Alors que la plupart des quartiers de Pékin ont rétabli les contrôles de température et les restrictions imposées aux visiteurs, près de 30 quartiers proches des marchés suspects sont entrés dans une interdiction stricte, interdisant aux résidents de sortir, même pour l'épicerie.

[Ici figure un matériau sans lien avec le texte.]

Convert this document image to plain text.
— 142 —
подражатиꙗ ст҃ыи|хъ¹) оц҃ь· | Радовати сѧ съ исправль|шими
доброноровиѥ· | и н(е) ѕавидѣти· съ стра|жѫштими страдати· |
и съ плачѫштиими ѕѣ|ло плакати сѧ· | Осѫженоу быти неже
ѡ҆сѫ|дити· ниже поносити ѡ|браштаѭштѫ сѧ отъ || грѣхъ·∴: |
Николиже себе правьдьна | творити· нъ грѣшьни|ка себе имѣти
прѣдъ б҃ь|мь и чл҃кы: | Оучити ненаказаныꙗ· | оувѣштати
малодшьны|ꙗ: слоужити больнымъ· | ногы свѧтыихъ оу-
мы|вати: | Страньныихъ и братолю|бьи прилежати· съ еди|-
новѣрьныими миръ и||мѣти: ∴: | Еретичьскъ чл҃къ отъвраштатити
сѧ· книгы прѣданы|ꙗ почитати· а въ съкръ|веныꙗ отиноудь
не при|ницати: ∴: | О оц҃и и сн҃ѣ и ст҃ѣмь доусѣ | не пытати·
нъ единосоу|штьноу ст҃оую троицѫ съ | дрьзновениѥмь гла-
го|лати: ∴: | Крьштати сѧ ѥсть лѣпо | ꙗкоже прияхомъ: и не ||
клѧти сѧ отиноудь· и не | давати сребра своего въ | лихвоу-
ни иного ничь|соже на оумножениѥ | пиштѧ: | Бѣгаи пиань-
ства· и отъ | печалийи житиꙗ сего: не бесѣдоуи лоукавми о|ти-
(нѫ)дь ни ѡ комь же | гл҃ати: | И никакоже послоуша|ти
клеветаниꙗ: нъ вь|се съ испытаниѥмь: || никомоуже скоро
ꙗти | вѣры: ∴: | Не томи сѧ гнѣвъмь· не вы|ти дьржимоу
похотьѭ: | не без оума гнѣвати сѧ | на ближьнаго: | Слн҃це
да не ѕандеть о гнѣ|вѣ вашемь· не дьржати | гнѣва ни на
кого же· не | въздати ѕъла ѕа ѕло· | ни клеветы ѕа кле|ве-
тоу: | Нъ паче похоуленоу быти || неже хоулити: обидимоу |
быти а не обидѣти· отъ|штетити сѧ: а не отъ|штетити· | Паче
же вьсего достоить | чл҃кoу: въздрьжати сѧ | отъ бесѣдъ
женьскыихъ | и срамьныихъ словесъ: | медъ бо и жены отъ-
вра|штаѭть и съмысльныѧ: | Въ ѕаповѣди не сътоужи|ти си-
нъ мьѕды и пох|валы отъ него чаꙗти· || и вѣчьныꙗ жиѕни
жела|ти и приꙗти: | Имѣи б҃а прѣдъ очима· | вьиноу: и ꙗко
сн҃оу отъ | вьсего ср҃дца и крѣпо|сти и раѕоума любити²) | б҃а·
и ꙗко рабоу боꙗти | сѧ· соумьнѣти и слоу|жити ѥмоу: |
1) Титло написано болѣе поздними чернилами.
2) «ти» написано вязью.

Le gouvernement a imposé des contrôles similaires à Wuhan pour étouffer l'épidémie plus tôt cette année, et dans les deux villes, les contrôles ont déclenché la frustration.
"Le quartier a imposé une gestion totalement bouclée et personne ne sait quoi faire", dit un message sur Weibo, un service de médias sociaux chinois, qui a déclaré que les habitants d'un bloc fermé à Pékin avaient des difficultés à acheter de la nourriture.
"Les adultes peuvent s'en sortir, mais qu'en est-il des enfants et des personnes âgées?" a déclaré le commentaire, qui a été largement partagé. "Les courriers ne peuvent pas s'approcher et les amis et les proches à l'extérieur ne peuvent pas non plus envoyer d'aide."
L’ordonnance du gouvernement de la ville d’annuler les cours a également aggravé l’angoisse des étudiants se préparant aux examens annuels d’entrée à l’université, ce qui est terriblement stressant même en temps normal. À la colère de certains parents, le gouvernement a déclaré qu'il ne repousserait pas les principaux examens, prévus pour début juillet.
Le gouvernement a également averti tous les résidents de porter des masques de protection lorsqu'ils sont à l'extérieur, même dans la chaleur intense qui couvre Pékin à cette époque de l'année.
«C'est très inconfortable et compliqué», a expliqué Wang Chen, une danseuse professionnelle dans la vingtaine portant un masque rouge vif. "Mais vous devez vous accrocher à votre vie."
Amber Wang a contribué à la recherche.